A Florida banker will spend 2 1/2 years in prison following his conviction for helping Scott Rothstein operate a $1 billion-plus Ponzi scheme.

Frank Spinosa wept after a federal judge in Miami on Friday handed down the 30-month sentence, the Daily Business Review reported, apologizing and saying, “I wish I could take it back.” Mr. Spinosa, 54 years old, once worked for TD Bank, which has already paid $52.5 million to settle civil charges that it helped Mr. Rothstein defraud his investors.

As The Wall Street Journal has reported, the Securities and Exchange Commission accused TD Bank and Mr. Spinosa of creating misleading documents and making false statements about the accounts that Mr. Rothstein, the founder of a South Florida law firm, held at the bank to help Mr. Rothstein lure investors. At the time TD Bank announced the settlement, in September 2013, a lawyer for Mr. Spinosa said his client didn’t know about Mr. Rothstein’s fraud and never purposefully acted to further that fraud.

About two years later, Mr.

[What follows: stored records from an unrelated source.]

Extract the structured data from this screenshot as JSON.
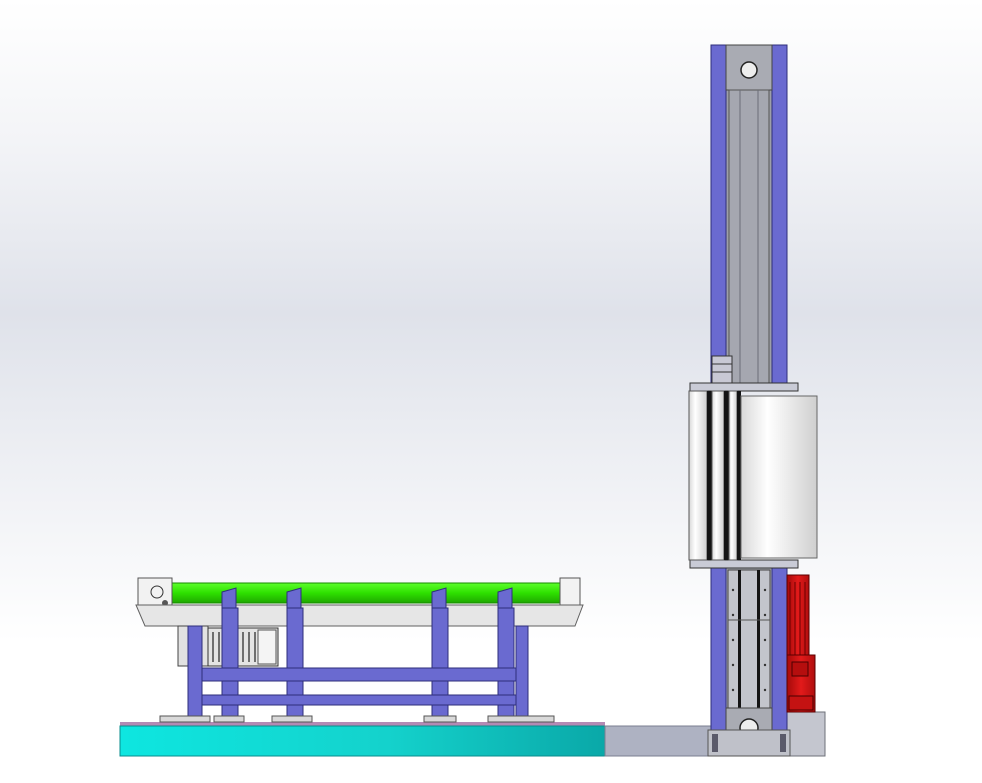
{
  "scene": {
    "view": "side",
    "components": [
      "roller-conveyor",
      "vertical-mast",
      "film-carriage",
      "lift-motor",
      "base-platform"
    ]
  },
  "colors": {
    "structure_blue": "#6a6ad0",
    "roller_green": "#33e600",
    "platform_teal": "#12d8d2",
    "motor_red": "#d41414",
    "steel_gray": "#aeb0b8",
    "film_white": "#f0f0f0",
    "dark_gap": "#141414"
  }
}
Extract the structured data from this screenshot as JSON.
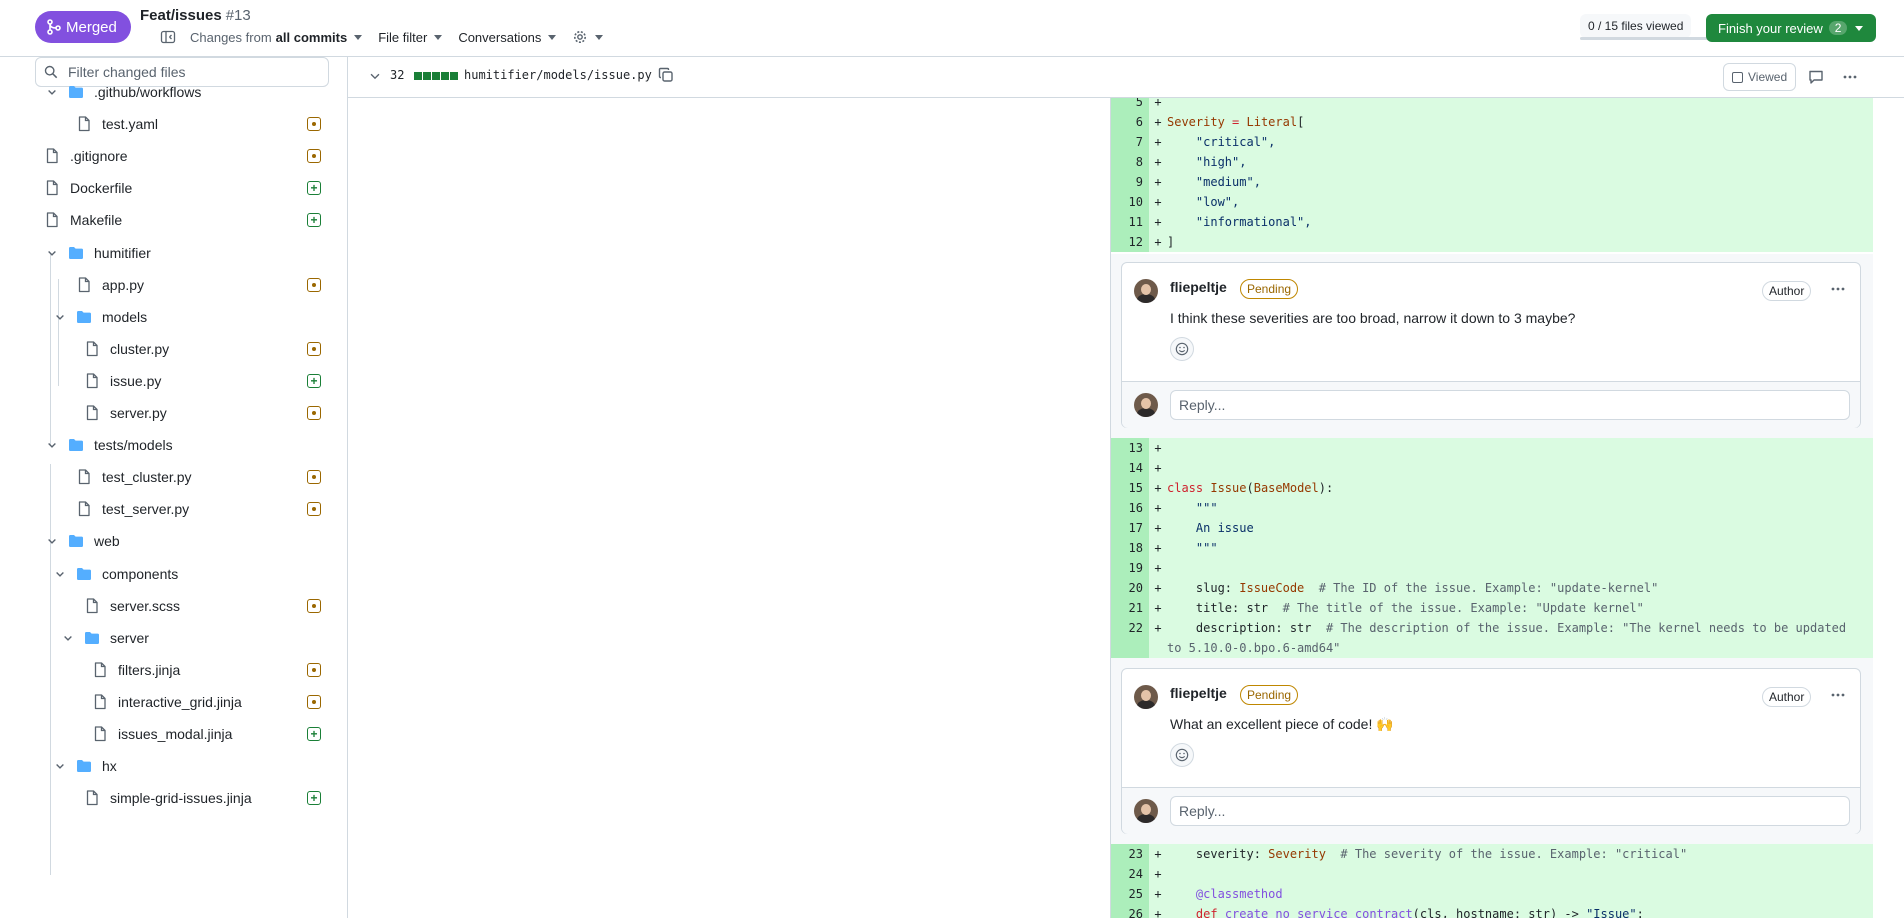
{
  "header": {
    "status_badge": "Merged",
    "pr_title": "Feat/issues",
    "pr_number": "#13",
    "changes_prefix": "Changes from",
    "changes_value": "all commits",
    "file_filter": "File filter",
    "conversations": "Conversations",
    "files_viewed": "0 / 15 files viewed",
    "finish_review": "Finish your review",
    "finish_count": "2"
  },
  "sidebar": {
    "filter_placeholder": "Filter changed files",
    "items": [
      {
        "label": ".github/workflows",
        "type": "folder"
      },
      {
        "label": "test.yaml",
        "type": "file",
        "status": "modified"
      },
      {
        "label": ".gitignore",
        "type": "file",
        "status": "modified"
      },
      {
        "label": "Dockerfile",
        "type": "file",
        "status": "added"
      },
      {
        "label": "Makefile",
        "type": "file",
        "status": "added"
      },
      {
        "label": "humitifier",
        "type": "folder"
      },
      {
        "label": "app.py",
        "type": "file",
        "status": "modified"
      },
      {
        "label": "models",
        "type": "folder"
      },
      {
        "label": "cluster.py",
        "type": "file",
        "status": "modified"
      },
      {
        "label": "issue.py",
        "type": "file",
        "status": "added"
      },
      {
        "label": "server.py",
        "type": "file",
        "status": "modified"
      },
      {
        "label": "tests/models",
        "type": "folder"
      },
      {
        "label": "test_cluster.py",
        "type": "file",
        "status": "modified"
      },
      {
        "label": "test_server.py",
        "type": "file",
        "status": "modified"
      },
      {
        "label": "web",
        "type": "folder"
      },
      {
        "label": "components",
        "type": "folder"
      },
      {
        "label": "server.scss",
        "type": "file",
        "status": "modified"
      },
      {
        "label": "server",
        "type": "folder"
      },
      {
        "label": "filters.jinja",
        "type": "file",
        "status": "modified"
      },
      {
        "label": "interactive_grid.jinja",
        "type": "file",
        "status": "modified"
      },
      {
        "label": "issues_modal.jinja",
        "type": "file",
        "status": "added"
      },
      {
        "label": "hx",
        "type": "folder"
      },
      {
        "label": "simple-grid-issues.jinja",
        "type": "file",
        "status": "added"
      }
    ]
  },
  "file": {
    "changes": "32",
    "path": "humitifier/models/issue.py",
    "viewed_label": "Viewed"
  },
  "diff": {
    "block1": [
      {
        "n": "5",
        "code": ""
      },
      {
        "n": "6",
        "code": "Severity = Literal["
      },
      {
        "n": "7",
        "code": "    \"critical\","
      },
      {
        "n": "8",
        "code": "    \"high\","
      },
      {
        "n": "9",
        "code": "    \"medium\","
      },
      {
        "n": "10",
        "code": "    \"low\","
      },
      {
        "n": "11",
        "code": "    \"informational\","
      },
      {
        "n": "12",
        "code": "]"
      }
    ],
    "block2": [
      {
        "n": "13",
        "code": ""
      },
      {
        "n": "14",
        "code": ""
      },
      {
        "n": "15",
        "code": "class Issue(BaseModel):"
      },
      {
        "n": "16",
        "code": "    \"\"\""
      },
      {
        "n": "17",
        "code": "    An issue"
      },
      {
        "n": "18",
        "code": "    \"\"\""
      },
      {
        "n": "19",
        "code": ""
      },
      {
        "n": "20",
        "code": "    slug: IssueCode  # The ID of the issue. Example: \"update-kernel\""
      },
      {
        "n": "21",
        "code": "    title: str  # The title of the issue. Example: \"Update kernel\""
      },
      {
        "n": "22",
        "code": "    description: str  # The description of the issue. Example: \"The kernel needs to be updated to 5.10.0-0.bpo.6-amd64\""
      }
    ],
    "block3": [
      {
        "n": "23",
        "code": "    severity: Severity  # The severity of the issue. Example: \"critical\""
      },
      {
        "n": "24",
        "code": ""
      },
      {
        "n": "25",
        "code": "    @classmethod"
      },
      {
        "n": "26",
        "code": "    def create_no_service_contract(cls, hostname: str) -> \"Issue\":"
      }
    ]
  },
  "comments": [
    {
      "author": "fliepeltje",
      "state": "Pending",
      "role": "Author",
      "body": "I think these severities are too broad, narrow it down to 3 maybe?",
      "reply_placeholder": "Reply..."
    },
    {
      "author": "fliepeltje",
      "state": "Pending",
      "role": "Author",
      "body": "What an excellent piece of code! 🙌",
      "reply_placeholder": "Reply..."
    }
  ],
  "colors": {
    "merged": "#8250df",
    "finish": "#1f883d",
    "added_bg": "#dafbe1",
    "added_num_bg": "#aceebb",
    "modified": "#9a6700",
    "added": "#1a7f37"
  }
}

Spinosa accepted a plea deal with federal prosecutors and entered a guilty plea to a count of conspiracy to commit wire fraud. The reduced charge carried a maximum five-year term, Daily Business Review reported, versus the 20-year maximum that each of his prior charges—six fraud counts—carried.

Mr. Rothstein has already pleaded guilty to bilking investors out of more than $1.2 billion and is serving a 50-year prison sentence. He has been debarred, and his now-defunct firm, Rothstein Rosenfeldt Adler, is in bankruptcy liquidation.